La ley del sí es sí ha llegado llena de polémica
La utilización de unos y otros para hacer de los derechos de las mujeres un instrumento político ha mostrado su peor cara. De la incapacidad de hacer pedagogía para explicar la nueva ley hasta el uso indiscriminado de titulares y declaraciones que generan terror entre la sociedad. Lo más sucio del juego político vuelve a estar hoy en boga de todos e invisibiliza una vez más cualquier avance por construir una sociedad en la que la igualdad no sea solo un eslogan. Ni la responsabilidad de todo es de Irene Montero, que ha de reconocer los errores de novata a la que se la juegan para desacreditarla; ni el punitivismo es la solución para acabar con la violencia sexual.
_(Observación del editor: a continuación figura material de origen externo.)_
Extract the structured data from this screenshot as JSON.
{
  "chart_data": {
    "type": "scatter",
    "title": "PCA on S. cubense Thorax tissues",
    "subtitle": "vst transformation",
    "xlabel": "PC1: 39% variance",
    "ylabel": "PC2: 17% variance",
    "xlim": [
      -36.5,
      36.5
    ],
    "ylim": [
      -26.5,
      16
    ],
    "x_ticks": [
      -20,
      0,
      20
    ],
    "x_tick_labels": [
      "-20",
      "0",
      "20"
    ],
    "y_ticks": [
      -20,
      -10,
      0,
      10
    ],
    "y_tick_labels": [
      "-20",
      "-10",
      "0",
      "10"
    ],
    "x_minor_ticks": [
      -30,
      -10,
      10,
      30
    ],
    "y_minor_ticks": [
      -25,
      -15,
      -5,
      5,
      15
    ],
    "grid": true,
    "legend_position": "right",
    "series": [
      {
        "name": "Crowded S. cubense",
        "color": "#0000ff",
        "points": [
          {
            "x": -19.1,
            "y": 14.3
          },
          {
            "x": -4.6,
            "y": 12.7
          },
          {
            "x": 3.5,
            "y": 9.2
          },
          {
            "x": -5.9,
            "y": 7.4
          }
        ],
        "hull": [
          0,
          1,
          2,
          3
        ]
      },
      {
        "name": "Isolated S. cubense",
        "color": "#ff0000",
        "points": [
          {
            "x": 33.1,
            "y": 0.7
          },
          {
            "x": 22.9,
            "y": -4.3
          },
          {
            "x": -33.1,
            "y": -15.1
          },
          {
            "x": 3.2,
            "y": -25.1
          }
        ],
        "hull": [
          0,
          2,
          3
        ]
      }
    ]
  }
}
La combinación entre trabajar para construir una sociedad madura en la que la libertad individual de hombres y mujeres y el respecto hacia el otro sea la norma; y un estado de derecho donde quienes incumplan la ley saben que serán castigados, es el único camino. No se trata de recluir sin más al que viola, sino de hacer una sociedad en la que no se viole. No voy a entrar en polémicas sobre si las rebajas en las sentencias son o no pertinentes. Hay un montón de gente ya opinando sobre ello.
Sí creo que, si esta ley no hubiera venido rodeada de la carga simbólica política que la acompaña desde antes de ver la luz, no habría tanto cuestionamiento ni se estaría proclamando el miedo como mensaje.
La necesidad de una ley de protección real a las mujeres es una realidad
El convenio del Consejo de Europa sobre prevención y lucha contra la violencia contra las mujeres y la violencia machista –el llamado Convenio de Estambul—ya puso en 2011 encima de la mesa la necesidad de revisar nuestras leyes y garantizar una protección real a las mujeres contra todas las formas de violencia, con el objetivo de prevenir, perseguir y eliminar la violencia contra ellas y la violencia doméstica.
Podemos sumarnos al carro de la polémica y demonizar la ley, o evaluar sus beneficios e intentar corregir –si fuera necesario—sus puntos débiles. Para ello hemos de dejar de hacer política del sufrimiento al que estamos expuestas la mitad de la población.
Según el Ministerio del Interior, en el año 2020, hubo 12.769 víctimas de violencia sexual en nuestro país. De ellas, 10.798 fueron mujeres. En una sociedad, nos guste o no, patriarcal estaría bien que pusiéramos el acento en lo importante: proteger y construir un mundo donde, si eres mujer, no debas tener miedo si vas sola hacia el coche, al volver a casa, o al entrar en el ascensor con un desconocido. Todo lo demás, perdónenme, pero hoy por hoy me sobra. No quiero circos sobre una realidad evidente: nos violan mayoritariamente a nosotras. No quiero más penas, quiero otra sociedad donde nadie me acuse de llevar falda o ir sola por la noche. Todo lo demás es demagogia.